Я поселил Сяо Кэ на третьем этаже, в квартире с окнами на восток. Мы распахнули ставни, убрали со стен паутину. Сяо Кэ включила мой приемник и подметала, мурлыча песенку. Я же сначала поливал пол из шланга, а потом подкрался к Сяо Кэ сзади и окатил ее водой. Она отобрала у меня шланг, и мы, насквозь мокрые, гонялись друг за другом по пустой квартире. А потом свалились на матрас, обернутый пластиковой пленкой, и занимались любовью. После секса на лице Сяо Кэ всегда выступали красные пятнышки, мелкая-мелкая сыпь. Ее эти пятнышки огорчали, а мне, наоборот, казались очень красивыми.

Скоро я поссорился с начальником и недолго думая уволился из агентства. Появилась целая прорва времени, я мог навещать Сяо Кэ и утром, и днем, и вечером. Если тетя работала в ночную смену, я уходил спать наверх. Иногда шел покормить бабушку или купить бутылку соевого соуса для тети и заодно успевал заглянуть к Сяо Кэ, занести ей коробочку покупного жареного риса. Наступило лето. Мы натянули полог от комаров, и матрас превратился в плот, на котором мы коротали и дни и ночи – ели, смотрели кино, играли. И занимались любовью. Без конца занимались любовью, пока не обессилевали. Ни она, ни я не говорили об этом вслух, но мы оба ждали.
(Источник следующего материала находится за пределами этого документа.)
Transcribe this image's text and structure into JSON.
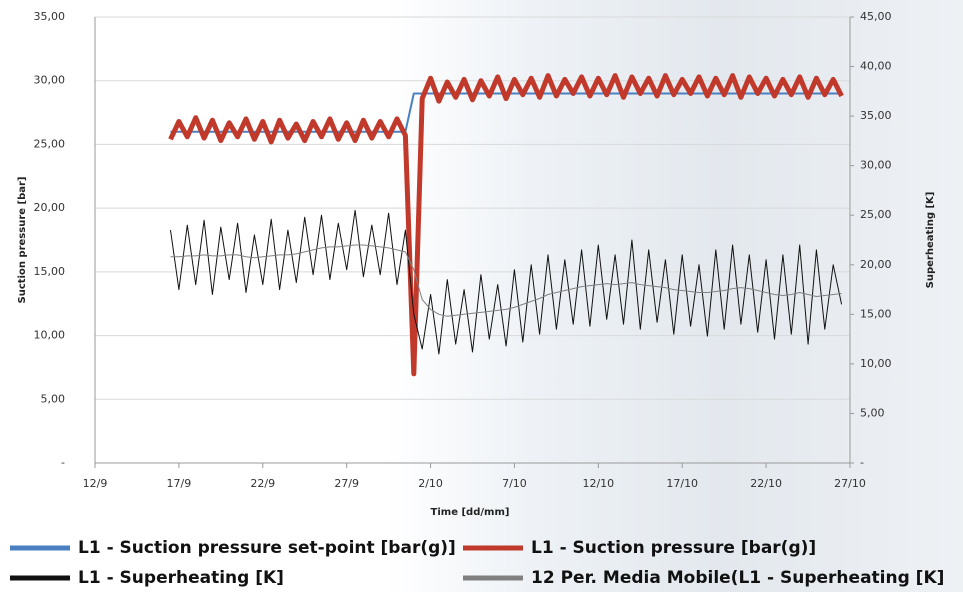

Все эти годы мы с тетей не могли переехать в другую квартиру, выбросить что-то из мебели, изменить замшелый уклад, которым жила наша семья, – во всем нужно было следовать бабушкиной воле, а значит, оставлять все по-старому. Мы ждали, что однажды бабушки не станет и у нас начнется новая жизнь. И вот к строю ожидающих присоединилась Сяо Кэ. Она ждала, когда я получу свободу и смогу уехать с ней. Но теперь мы ждали молча и об отъезде не заговаривали.

Днем мы лежали голышом на полу, пили пиво, поджаривая пупки на солнце. Я напивался до бесчувствия, пока ноги и руки не становились ватными, а потом забирался на Сяо Кэ и входил в нее, в ее бездонную сердцевину. Вязкая влага все прибывала, она облизывала наши раскаленные границы, и по телу разбегались судороги. Я ложился на Сяо Кэ, закрывал глаза и весь погружался в ее плоть. Предельно мягкая плоть распахивалась мне навстречу через узкое тазовое кольцо, дрожала и сокращалась. Я был не в силах остановиться, я уже ничего не чувствовал, но не мог кончить. Эрекция долго не проходила. Одинокая обескураживающая твердость, последний аккорд безумной молодости.